By Todd Wilkinson EBS ENVIRONMENTAL COLUMNIST
For many rivers, discovering what remains of their wild essence requires heading upstream. Humans throughout time have exacted tolls from our waterways and in terms of their character, lower reaches often disappoint for the trappings of civilization that have wrung the life out of them.
In Mexico where the Colorado trickles into the delta with the pulse of the Green a distant hindsight confluence; in the Northwest where the Columbia churns into the Pacific having absorbed the Snake; and south of New Orleans where the Mississippi finds the Gulf long forgetting the flows of the Missouri, there’s little hint that, were you to trace each course back to the common region where they began—Greater Yellowstone along the Continental Divide—you may find the tracks of grizzly bears imprinted in the melting snowpack.
Dave Hall will tell you there are lots of extraordinary places on planet Earth to dip a paddle, cast a line and set up a portable easel, but few water corridors remain in the developed world where a human can bump into the full complement of original four-legged megafauna that were there half a millennial ago.
At Last Chance, Idaho, within eyeshot of the Henrys Fork of the Snake River, Hall takes his work commemorating rivers seriously. Greater Yellowstone has been famously painted by a glorious parade of visual artists dating back to the Hudson River School. From Thomas Moran—whose sketches and finished oil paintings convinced Congress to create a new kind of nature preserve called Yellowstone National Park—to Albert Bierstadt who portrayed the geyser basins, Tetons and Wind River Range, the fine art legacy continues de rigueur in the 21st century.
Hall’s work is known for melding color fields and harmonious tonal bands in a way that is both contemporary and timeless without being sentimental. It’s akin to the moody representations of the Northern Rockies perfected by the late Russell Chatham, who spent most of his adult life along the Yellowstone in Paradise Valley near Livingston.
Both are known for their masterful ways of reading the water and haunting it during crepuscular hours. “I am moved by the half-light of dawn and dusk, and my paintings are inspired by the Greater Yellowstone country of Idaho, Montana and Wyoming,” Hall said. “A piece of my heart resides there, due in large part to the poetry associated with the convergence of family and friends, moving water and mayfly hatches.”
Hall doesn’t “paint fish” but his soothing scenes make anglers and river people swoon. There have been countless edges of day when even if the bite is on, Hall will set the rod aside and just stand in the evanescence, absorbing it as a kind of experiential osmosis.
I had known of Hall’s work and met him a few years ago when he was a painter in residence at the Taft-Nicholson Center, operated by the University of Utah in the Centennial Valley of southwest Montana.
A New Englander by upbringing, Hall graduated from the University of New Hampshire and Yale University’s School of Forestry and Environmental Studies. Today he divides his seasons between Salt Lake City and Last Chance.
Besides operating an online art gallery, Hall shows his work in Greater Yellowstone at ABanks in Bozeman and Altamira Fine Art in Jackson, Wyoming.

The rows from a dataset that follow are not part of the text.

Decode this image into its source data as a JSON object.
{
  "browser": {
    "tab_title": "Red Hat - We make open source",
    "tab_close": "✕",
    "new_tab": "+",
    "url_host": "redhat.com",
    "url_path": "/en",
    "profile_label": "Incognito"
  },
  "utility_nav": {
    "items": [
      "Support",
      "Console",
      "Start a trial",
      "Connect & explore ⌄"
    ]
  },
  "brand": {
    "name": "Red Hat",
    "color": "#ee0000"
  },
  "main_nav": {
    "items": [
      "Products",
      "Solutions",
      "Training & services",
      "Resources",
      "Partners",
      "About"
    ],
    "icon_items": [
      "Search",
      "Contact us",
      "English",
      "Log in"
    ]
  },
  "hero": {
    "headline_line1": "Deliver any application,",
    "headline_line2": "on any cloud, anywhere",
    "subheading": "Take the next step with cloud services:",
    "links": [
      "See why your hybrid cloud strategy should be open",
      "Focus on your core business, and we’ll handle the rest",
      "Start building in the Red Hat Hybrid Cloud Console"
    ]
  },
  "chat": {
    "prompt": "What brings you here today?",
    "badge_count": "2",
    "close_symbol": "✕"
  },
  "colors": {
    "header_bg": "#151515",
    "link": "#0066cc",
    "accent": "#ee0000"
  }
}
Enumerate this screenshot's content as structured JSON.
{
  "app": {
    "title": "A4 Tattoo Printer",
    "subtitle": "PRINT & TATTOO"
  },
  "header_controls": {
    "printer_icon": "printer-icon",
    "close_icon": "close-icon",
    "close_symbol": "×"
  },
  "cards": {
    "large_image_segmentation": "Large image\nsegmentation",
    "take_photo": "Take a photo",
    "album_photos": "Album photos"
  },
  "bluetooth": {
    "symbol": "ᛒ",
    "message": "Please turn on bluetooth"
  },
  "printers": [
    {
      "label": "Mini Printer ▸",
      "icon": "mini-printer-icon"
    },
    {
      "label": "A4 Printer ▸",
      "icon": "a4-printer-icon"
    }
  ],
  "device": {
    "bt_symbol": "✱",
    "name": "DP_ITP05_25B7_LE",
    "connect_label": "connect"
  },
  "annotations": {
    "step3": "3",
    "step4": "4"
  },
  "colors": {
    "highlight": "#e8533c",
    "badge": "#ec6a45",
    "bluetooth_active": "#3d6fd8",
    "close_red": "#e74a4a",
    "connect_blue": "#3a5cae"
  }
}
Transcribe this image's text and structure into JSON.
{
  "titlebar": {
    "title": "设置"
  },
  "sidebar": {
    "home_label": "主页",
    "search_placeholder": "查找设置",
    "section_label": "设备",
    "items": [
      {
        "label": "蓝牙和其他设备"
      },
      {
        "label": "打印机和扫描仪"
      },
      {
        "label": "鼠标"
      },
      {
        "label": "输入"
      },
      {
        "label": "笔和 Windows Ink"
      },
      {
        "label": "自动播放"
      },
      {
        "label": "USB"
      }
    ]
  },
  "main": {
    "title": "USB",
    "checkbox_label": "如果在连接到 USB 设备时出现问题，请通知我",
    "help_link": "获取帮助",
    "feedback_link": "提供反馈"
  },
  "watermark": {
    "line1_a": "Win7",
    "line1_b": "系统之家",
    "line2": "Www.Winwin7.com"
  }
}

“I like people who show courage. From an art perspective, I’ve admired the abstract expressionists—Rothko, et al.—for their work and their journey into the new and experimental,” he said. “Most artists, I think, have had the experience of being seduced into painting what has worked in the past, that is, what is recognized as good, if not inspired, and what will sell in a gallery. David Bayles’ wonderful book ‘Art and Fear’ speaks to this.”
In 2018, Hall’s well-received and lushly illustrated book “Moving Water: An Artist’s Reflections on Fly Fishing, Friendship and Family” was published. Now he is working on a series of large abstract landscapes called “The Harriman Suite,” which look at the Greater Yellowstone and the Henry’s Fork country in particular. One work in the series, titled “Dawn on the Henry’s Fork,” is among Hall’s most ambitious paintings.
“I see it as the essence of how I feel about my decades on that river,” Hall said about the piece. “It was completed very quickly without a great deal of planning—more emotion than thought.” The original, completed in 2009, is owned by folks in Salt Lake, and about five prints were made.
“One is in our home, one hangs at the fishing lodge Trouthunter on the River in Last Chance and another hangs in Executive Director Brandon Hoffner’s office at the Henry’s Fork Foundation’s campus in Ashton, Idaho,” Hall said. A devoted conservationist, he believes in giving back and has donated over $40,000 to land and wildlife protection causes based on the sale of his paintings.
I asked him, what as an angler and artist, concerns him about the future of Greater Yellowstone?
“The number of people and the growing numbers among us who can’t or don’t relate to the experience and value of wilderness,” he replied. “We all can [and] should do what we can—however small—for the Greater Yellowstone.”
Todd Wilkinson is the founder of Bozeman-based “Mountain Journal” and is a correspondent for “National Geographic.” He’s also the author of “Grizzlies of Pilgrim Creek” about famous Jackson Hole grizzly bear 399.